[Python-ideas] Adding str.isascii() ?

Wed Jan 31 05:49:42 EST 2018

26.01.18 10:42, INADA Naoki пише:
> Currently, int(), str.isdigit(), str.isalnum(), etc... accepts
> non-ASCII strings.
> 
>>>> s =  １２３"
>>>> s
> '１２３'
>>>> s.isdigit()
> True
>>>> print(ascii(s))
> '\uff11\uff12\uff13'
>>>> int(s)
> 123
> 
> But sometimes, we want to accept only ascii string.  For example,
> ipaddress module uses:
> 
> _DECIMAL_DIGITS = frozenset('0123456789')
> ...
> if _DECIMAL_DIGITS.issuperset(str):
> 
> ref: https://github.com/python/cpython/blob/e76daebc0c8afa3981a4c5a8b54537f756e805de/Lib/ipaddress.py#L491-L494
> 
> If str has str.isascii() method, it can be simpler:
> 
> `if s.isascii() and s.isdigit():`
> 
> I want to add it in Python 3.7 if there are no opposite opinions.

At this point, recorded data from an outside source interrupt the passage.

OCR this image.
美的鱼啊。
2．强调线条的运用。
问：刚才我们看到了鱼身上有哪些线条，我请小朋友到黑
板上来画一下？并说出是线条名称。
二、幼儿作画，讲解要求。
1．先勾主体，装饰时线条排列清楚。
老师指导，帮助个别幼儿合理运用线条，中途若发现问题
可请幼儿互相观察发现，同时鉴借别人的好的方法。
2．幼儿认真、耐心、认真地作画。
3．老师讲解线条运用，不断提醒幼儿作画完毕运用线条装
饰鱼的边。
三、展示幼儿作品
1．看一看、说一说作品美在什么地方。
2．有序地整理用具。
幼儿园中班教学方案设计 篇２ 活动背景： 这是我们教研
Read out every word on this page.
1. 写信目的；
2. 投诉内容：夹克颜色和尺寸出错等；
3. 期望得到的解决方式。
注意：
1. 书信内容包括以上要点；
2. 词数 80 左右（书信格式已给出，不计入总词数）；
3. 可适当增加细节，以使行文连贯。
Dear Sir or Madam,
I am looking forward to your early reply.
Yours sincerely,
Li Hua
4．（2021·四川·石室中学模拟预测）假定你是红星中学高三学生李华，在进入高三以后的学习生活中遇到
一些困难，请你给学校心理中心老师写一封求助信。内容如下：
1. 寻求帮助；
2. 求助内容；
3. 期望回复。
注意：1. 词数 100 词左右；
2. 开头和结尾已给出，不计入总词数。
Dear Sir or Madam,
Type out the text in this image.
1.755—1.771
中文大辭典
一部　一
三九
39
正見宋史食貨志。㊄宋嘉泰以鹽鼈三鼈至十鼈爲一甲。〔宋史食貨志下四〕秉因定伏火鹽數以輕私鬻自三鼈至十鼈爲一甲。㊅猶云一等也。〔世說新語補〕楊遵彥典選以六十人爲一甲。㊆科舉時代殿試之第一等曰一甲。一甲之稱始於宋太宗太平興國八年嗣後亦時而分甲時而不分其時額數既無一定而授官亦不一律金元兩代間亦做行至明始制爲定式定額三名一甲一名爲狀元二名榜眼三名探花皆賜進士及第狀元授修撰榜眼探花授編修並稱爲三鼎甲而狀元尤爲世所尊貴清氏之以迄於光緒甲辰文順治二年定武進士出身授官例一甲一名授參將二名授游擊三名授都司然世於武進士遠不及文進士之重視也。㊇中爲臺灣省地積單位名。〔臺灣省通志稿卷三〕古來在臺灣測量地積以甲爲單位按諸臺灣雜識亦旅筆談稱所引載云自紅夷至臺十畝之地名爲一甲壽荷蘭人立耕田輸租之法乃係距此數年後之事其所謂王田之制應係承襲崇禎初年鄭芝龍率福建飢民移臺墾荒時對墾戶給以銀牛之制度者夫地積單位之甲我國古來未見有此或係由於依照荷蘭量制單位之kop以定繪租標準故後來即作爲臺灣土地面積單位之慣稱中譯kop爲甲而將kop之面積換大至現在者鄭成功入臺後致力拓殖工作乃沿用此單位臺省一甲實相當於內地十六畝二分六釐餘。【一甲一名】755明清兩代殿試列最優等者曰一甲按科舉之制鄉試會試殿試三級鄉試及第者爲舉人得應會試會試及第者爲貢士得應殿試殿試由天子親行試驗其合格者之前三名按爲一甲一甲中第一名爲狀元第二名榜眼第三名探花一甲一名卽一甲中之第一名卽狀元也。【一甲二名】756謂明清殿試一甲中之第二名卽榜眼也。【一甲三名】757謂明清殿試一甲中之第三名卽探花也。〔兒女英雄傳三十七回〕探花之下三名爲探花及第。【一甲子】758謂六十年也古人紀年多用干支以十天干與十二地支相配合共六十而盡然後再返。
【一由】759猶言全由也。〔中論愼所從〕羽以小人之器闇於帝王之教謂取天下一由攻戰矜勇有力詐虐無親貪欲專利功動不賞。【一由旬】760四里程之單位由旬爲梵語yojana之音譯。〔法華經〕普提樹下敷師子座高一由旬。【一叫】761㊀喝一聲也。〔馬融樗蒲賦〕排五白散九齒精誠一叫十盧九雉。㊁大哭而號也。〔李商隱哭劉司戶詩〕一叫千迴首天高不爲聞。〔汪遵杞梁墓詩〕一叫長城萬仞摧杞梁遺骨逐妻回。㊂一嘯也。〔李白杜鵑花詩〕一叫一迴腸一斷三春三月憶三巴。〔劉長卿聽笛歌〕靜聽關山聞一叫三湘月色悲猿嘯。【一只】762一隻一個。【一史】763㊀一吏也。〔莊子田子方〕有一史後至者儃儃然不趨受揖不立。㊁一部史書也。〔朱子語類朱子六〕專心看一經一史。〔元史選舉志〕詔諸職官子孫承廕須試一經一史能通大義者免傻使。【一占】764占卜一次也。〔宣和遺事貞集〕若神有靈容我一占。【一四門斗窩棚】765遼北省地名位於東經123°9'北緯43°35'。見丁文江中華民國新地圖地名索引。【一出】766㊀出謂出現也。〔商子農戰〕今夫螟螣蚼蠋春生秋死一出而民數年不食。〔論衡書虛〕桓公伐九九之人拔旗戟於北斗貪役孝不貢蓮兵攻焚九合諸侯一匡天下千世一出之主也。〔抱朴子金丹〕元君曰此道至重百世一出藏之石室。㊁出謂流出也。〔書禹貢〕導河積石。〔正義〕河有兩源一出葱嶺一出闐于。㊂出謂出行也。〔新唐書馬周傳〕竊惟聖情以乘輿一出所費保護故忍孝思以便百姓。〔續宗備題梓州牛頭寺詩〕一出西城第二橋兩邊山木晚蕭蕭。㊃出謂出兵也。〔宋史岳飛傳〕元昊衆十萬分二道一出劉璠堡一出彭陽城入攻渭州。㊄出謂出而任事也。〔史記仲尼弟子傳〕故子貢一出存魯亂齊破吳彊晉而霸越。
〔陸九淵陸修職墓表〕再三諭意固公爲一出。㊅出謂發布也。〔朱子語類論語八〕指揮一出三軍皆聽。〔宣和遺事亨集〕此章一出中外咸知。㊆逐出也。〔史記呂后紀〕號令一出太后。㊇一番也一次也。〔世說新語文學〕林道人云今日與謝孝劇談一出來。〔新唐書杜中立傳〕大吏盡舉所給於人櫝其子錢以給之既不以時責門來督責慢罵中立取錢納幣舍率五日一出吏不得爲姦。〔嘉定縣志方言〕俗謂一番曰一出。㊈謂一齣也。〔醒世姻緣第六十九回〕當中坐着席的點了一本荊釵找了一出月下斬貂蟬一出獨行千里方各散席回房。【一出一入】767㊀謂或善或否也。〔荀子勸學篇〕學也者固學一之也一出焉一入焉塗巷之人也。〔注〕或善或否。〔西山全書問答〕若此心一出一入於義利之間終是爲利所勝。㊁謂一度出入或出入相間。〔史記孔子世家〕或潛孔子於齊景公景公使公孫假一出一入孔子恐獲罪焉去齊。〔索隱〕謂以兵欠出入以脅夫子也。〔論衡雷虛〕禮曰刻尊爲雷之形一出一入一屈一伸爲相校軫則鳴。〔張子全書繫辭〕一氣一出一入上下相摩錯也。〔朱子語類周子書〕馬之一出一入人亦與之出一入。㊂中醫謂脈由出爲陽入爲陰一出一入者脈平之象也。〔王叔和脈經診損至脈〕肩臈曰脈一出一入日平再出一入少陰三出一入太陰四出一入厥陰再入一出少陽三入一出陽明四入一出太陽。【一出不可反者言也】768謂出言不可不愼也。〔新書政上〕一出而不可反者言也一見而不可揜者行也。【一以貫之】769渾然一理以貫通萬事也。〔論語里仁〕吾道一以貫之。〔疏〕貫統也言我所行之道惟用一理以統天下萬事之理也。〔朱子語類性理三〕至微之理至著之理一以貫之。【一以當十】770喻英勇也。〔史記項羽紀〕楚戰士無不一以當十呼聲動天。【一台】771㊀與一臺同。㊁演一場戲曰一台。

There were discussions about this. See for example 
https://bugs.python.org/issue18814.

In short, there are two considerations that prevented adding this feature:

1. This function can have the constant computation complexity in CPython 
(just check a single bit), but other implementations may provide only 
the linear computation complexity.

2. In many cases just after taking the answer to this question we encode 
the string to bytes (or decode bytes to string). Thus the most natural 
way to determining if the string is ASCII-only is trying to encode it to 
ASCII.

And adding a new method to the basic type has a high bar.

The code in ipaddress

         if not _BaseV4._DECIMAL_DIGITS.issuperset(prefixlen_str):
             cls._report_invalid_netmask(prefixlen_str)
         try:
             prefixlen = int(prefixlen_str)
         except ValueError:
             cls._report_invalid_netmask(prefixlen_str)
         if not (0 <= prefixlen <= cls._max_prefixlen):
             cls._report_invalid_netmask(prefixlen_str)
         return prefixlen

can be rewritten as:

         if not prefixlen_str.isdigit():
             cls._report_invalid_netmask(prefixlen_str)
         try:
             prefixlen = int(prefixlen_str.encode('ascii'))
         except UnicodeEncodeError:
             cls._report_invalid_netmask(prefixlen_str)
         except ValueError:
             cls._report_invalid_netmask(prefixlen_str)
         if not (0 <= prefixlen <= cls._max_prefixlen):
             cls._report_invalid_netmask(prefixlen_str)
         return prefixlen

Other possibility -- adding support of the boolean argument in 
str.isdigit() and similar predicates that switch them to the ASCII-only 
mode. Such option will be very useful for the str.strip(), str.split() 
and str.splilines() methods. Currently they split using all Unicode 
whitespaces and line separators, but there is a need to split only on 
ASCII whitespaces and line separators CR, LF and CRLF. In case of 
str.strip() and str.split() you can just pass the string of whitespace 
characters, but there is no such option for str.splilines().